By Georgina Townshend contact

- Last updated on GMT

Who's going to take you home tonight? The potential loss of Uber could affect London pubs
Who's going to take you home tonight? The potential loss of Uber could affect London pubs
Millions of people who use Uber in the UK's capital after a night down the pub could find their ride home missing, after Transport for London (TfL) informed the company it would not be issued with a private hire operator license after its current licence expires on 30 September.

TfL concluded on Friday (22 September) that Uber was not “fit and proper” to hold a private hire operator licence.

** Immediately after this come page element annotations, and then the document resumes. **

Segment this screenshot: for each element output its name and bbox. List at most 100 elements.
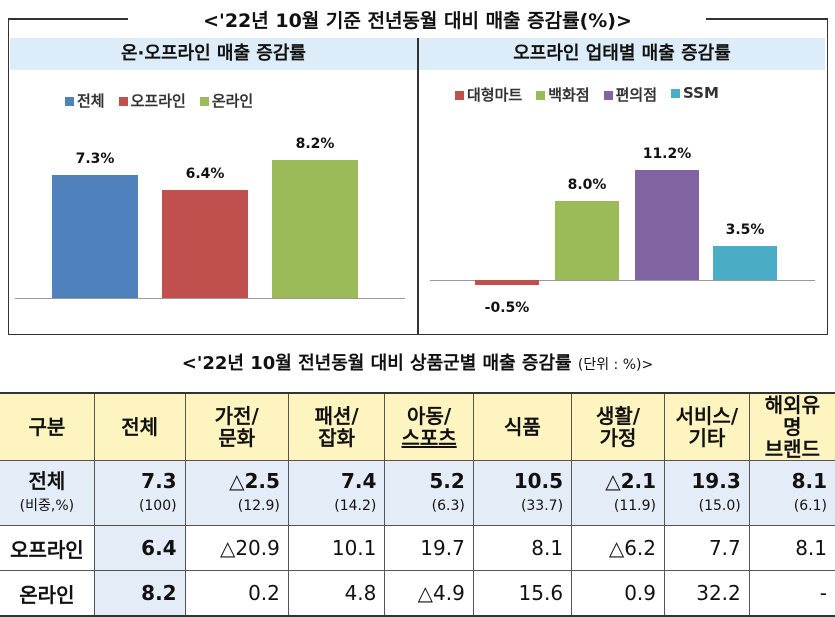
column-header: 구분: [0, 392, 95, 461]
chart1-data-label: 7.3%: [75, 151, 115, 168]
row-label: 온라인: [0, 570, 95, 617]
legend-item: SSM: [671, 84, 719, 105]
table-cell: 19.7: [384, 525, 474, 571]
table-row-total: 전체 (비중,%) 7.3 (100) △2.5 (12.9) 7.4 (14.2) 5.2 (6…: [0, 460, 835, 526]
header-text: 잡화: [318, 426, 356, 450]
row-label: 오프라인: [0, 525, 95, 571]
legend-item: 오프라인: [118, 90, 186, 111]
chart2-baseline: [430, 280, 815, 281]
table-cell: 0.9: [571, 570, 666, 617]
table-cell: △6.2: [571, 525, 666, 571]
header-text: 아동/: [407, 404, 452, 428]
legend-item: 백화점: [536, 84, 590, 105]
row-label: 전체 (비중,%): [0, 460, 95, 526]
table-cell: △2.5 (12.9): [184, 460, 289, 526]
legend-swatch: [603, 91, 613, 100]
cell-value: △2.1: [605, 468, 657, 493]
table-cell: 7.3 (100): [93, 460, 186, 526]
legend-swatch: [118, 97, 128, 106]
cell-share: (12.9): [237, 497, 280, 514]
legend-swatch: [65, 97, 74, 106]
category-table: 구분 전체 가전/문화 패션/잡화 아동/스포츠 식품 생활/가정 서비스/기타 해외유명 브랜드…: [0, 392, 835, 617]
cell-share: (15.0): [698, 497, 741, 514]
cell-share: (100): [138, 497, 177, 514]
column-header: 아동/스포츠: [384, 392, 474, 461]
table-cell: 19.3 (15.0): [664, 460, 750, 526]
main-title: <'22년 10월 기준 전년동월 대비 매출 증감률(%)>: [203, 10, 632, 32]
cell-share: (6.3): [431, 497, 465, 514]
legend-label: 온라인: [211, 92, 254, 110]
header-text: 가전/: [214, 404, 259, 428]
column-header: 생활/가정: [571, 392, 666, 461]
table-cell: △2.1 (11.9): [571, 460, 666, 526]
cell-share: (6.1): [793, 497, 827, 514]
column-header: 해외유명 브랜드: [748, 392, 835, 461]
table-cell: 0.2: [184, 570, 289, 617]
table-header-row: 구분 전체 가전/문화 패션/잡화 아동/스포츠 식품 생활/가정 서비스/기타 해외유명 브랜드: [0, 392, 835, 461]
chart1-bar: [162, 190, 248, 298]
chart2-legend: 대형마트 백화점 편의점 SSM: [455, 84, 719, 105]
cell-value: 8.1: [791, 468, 827, 493]
table-cell: 10.1: [287, 525, 386, 571]
row-sublabel: (비중,%): [19, 497, 75, 514]
legend-label: 편의점: [615, 86, 658, 104]
table-cell: △4.9: [384, 570, 474, 617]
table-cell: 7.4 (14.2): [287, 460, 386, 526]
legend-swatch: [455, 91, 464, 100]
header-text: 해외유명: [764, 393, 820, 439]
column-header: 전체: [93, 392, 186, 461]
table-row-offline: 오프라인 6.4 △20.9 10.1 19.7 8.1 △6.2 7.7 8.1: [0, 525, 835, 571]
legend-item: 대형마트: [455, 84, 522, 105]
chart1-data-label: 8.2%: [295, 136, 335, 153]
table-cell: 15.6: [472, 570, 573, 617]
chart1-title: 온·오프라인 매출 증감률: [10, 38, 417, 70]
legend-swatch: [199, 97, 209, 106]
column-header: 식품: [472, 392, 573, 461]
legend-label: SSM: [683, 84, 719, 102]
chart1-legend: 전체 오프라인 온라인: [65, 90, 253, 111]
cell-value: 5.2: [429, 468, 465, 493]
table-cell: 8.1 (6.1): [748, 460, 835, 526]
legend-item: 온라인: [199, 90, 254, 111]
header-text: 가정: [599, 426, 637, 450]
chart2-bar: [635, 169, 699, 280]
table-cell: 10.5 (33.7): [472, 460, 573, 526]
cell-value: 7.3: [141, 468, 177, 493]
header-text: 패션/: [314, 404, 359, 428]
cell-share: (33.7): [520, 497, 564, 514]
chart2-data-label: 3.5%: [725, 221, 765, 238]
legend-item: 전체: [65, 90, 105, 111]
chart2-title: 오프라인 업태별 매출 증감률: [419, 38, 825, 70]
header-text: 식품: [504, 415, 541, 439]
chart2-bar: [713, 245, 777, 280]
chart2-data-label: -0.5%: [484, 300, 530, 316]
chart2-bar: [475, 280, 539, 285]
chart1-bar: [52, 175, 138, 298]
table-cell: △20.9: [184, 525, 289, 571]
cell-value: △2.5: [229, 468, 280, 493]
chart1-data-label: 6.4%: [185, 166, 225, 183]
table-cell: 8.2: [93, 570, 186, 617]
header-text: 스포츠: [401, 426, 457, 450]
chart2-bar: [555, 201, 619, 280]
header-text: 생활/: [595, 404, 641, 428]
cell-value: 7.4: [340, 468, 377, 493]
legend-label: 전체: [77, 92, 105, 110]
table-row-online: 온라인 8.2 0.2 4.8 △4.9 15.6 0.9 32.2-: [0, 570, 835, 617]
header-text: 브랜드: [764, 437, 820, 461]
column-header: 패션/잡화: [287, 392, 386, 461]
legend-item: 편의점: [603, 84, 658, 105]
header-text: 구분: [28, 415, 66, 439]
chart2-data-label: 11.2%: [642, 145, 692, 162]
legend-swatch: [536, 91, 546, 100]
legend-label: 백화점: [548, 86, 590, 104]
table-cell: 5.2 (6.3): [384, 460, 474, 526]
header-text: 기타: [688, 426, 726, 450]
cell-share: (14.2): [334, 497, 377, 514]
header-text: 문화: [218, 426, 256, 450]
chart2-data-label: 8.0%: [567, 177, 607, 194]
chart1-baseline: [15, 298, 405, 299]
chart1-bar: [272, 160, 358, 298]
legend-label: 오프라인: [130, 92, 186, 110]
column-header: 가전/문화: [184, 392, 289, 461]
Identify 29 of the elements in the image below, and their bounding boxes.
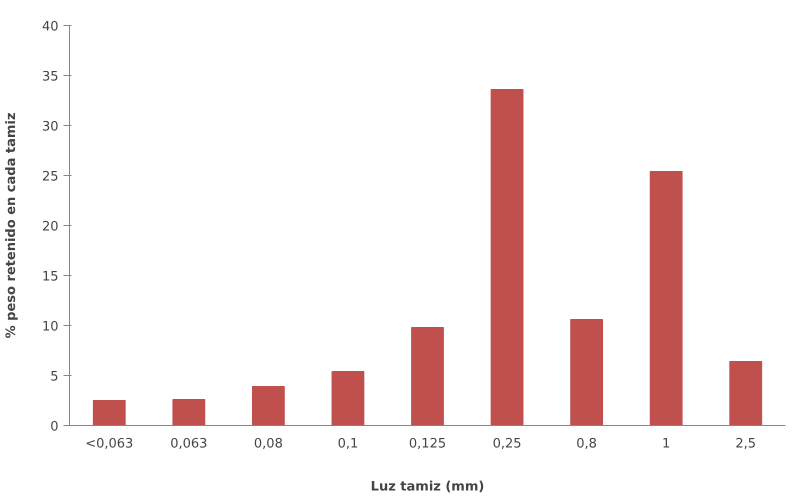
x-tick-label: 0,1 [338, 436, 358, 452]
x-tick-label: 0,25 [492, 436, 522, 452]
y-tick-label: 40 [42, 20, 59, 34]
bar [729, 361, 762, 426]
y-tick-label: 10 [42, 320, 59, 334]
x-tick-label: 0,125 [408, 436, 446, 452]
x-tick-label: 1 [662, 436, 670, 452]
bar [92, 400, 126, 426]
bar [490, 89, 524, 426]
x-tick-label: 0,063 [170, 436, 208, 452]
x-tick-label: 2,5 [735, 436, 756, 452]
bar [650, 171, 683, 426]
x-tick-label: 0,08 [254, 436, 283, 452]
y-tick-label: 35 [42, 70, 59, 84]
y-axis-title: % peso retenido en cada tamiz [4, 112, 19, 338]
bar [570, 319, 604, 426]
x-axis-title: Luz tamiz (mm) [370, 480, 484, 494]
x-tick-label: 0,8 [576, 436, 597, 452]
bar [172, 399, 206, 426]
bar [332, 371, 364, 426]
bar [411, 327, 444, 426]
x-tick-label: <0,063 [85, 436, 134, 452]
y-tick-label: 15 [42, 270, 59, 284]
y-tick-label: 0 [50, 420, 59, 434]
y-tick-label: 5 [50, 370, 59, 384]
bar [252, 386, 285, 426]
y-tick-label: 20 [42, 220, 59, 234]
y-tick-label: 30 [42, 120, 59, 134]
y-tick-label: 25 [42, 170, 59, 184]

According to a report in Metro​, Uber losing its licence could cost the capital’s night-time economy “millions of pounds a year”.

The newspaper said businesses have claimed that the ban on the app would hit restaurants, clubs and bars because “customers will have fewer options to travel home late at night”.

Big concern for pubs

Speaking to The Morning Advertiser,​ Brigid Simmonds, chief executive of the British Beer & Pub Association said Uber’s ban is “certainly a big concern” for pubs.

“Pubs operating in London’s vibrant night-time economy depend on a great transport system, as we always argued with the Night Tube – and the same applies when it comes to Uber and private hire.

“Transport for London needs to work urgently with Uber to resolve the situation, or the beer and pub industry in London, on which 90,000 jobs depend, will be damaged.”

Something will fill the gap

Fuller’s Inns managing director Jonathon Swaine, however, is optimistic something else would replace Uber if it lost its appeal.

“I don’t think the Uber ban will stop people coming out – although it is a service a number of our customers use.

“If they don’t come to an agreement, I’m sure there will be another digital service that fills the gap.

“You already have services like Kabbee and MyTaxi out there – although the price of Uber journeys and the fact that nearly a million people have signed a petition to keep Uber running shows the depth of feeling there is on the issue.”

Positive step

Association of Licensed Multiple Retailers (ALMR) chief executive Kate Nicholls, who also has a seat on London’s Night Time Commission, said the chief concern is “ensuring guesting and team members can move around and get to and from venues quickly and get home at night easily and, above all, safely”.

“This decision is subject to an ongoing legal discussion and the key here is that both parties have indicated they want to address the issues of concern, which should be a positive step for customers,” she said.

“This issue highlights the importance of a convenient, reliable and safe public transport infrastructure."

The ALMR’s Future Shock​ report highlighted the economic importance of London’s Night Tube, in particular that 1,700 permanent jobs will be created and London’s weekend late-night economy boosted by £71m as a result of its adoption.

Nicholls added: “Convenient public transport options provide a great boost to businesses, not least of all late-night eating and drinking venues that take advantage of increased accessibility for customers, but the safety of guests and team members is a priority.”

Uber has vowed to appeal the decision, which means cars are likely to stay on London’s roads for more than a year during the process.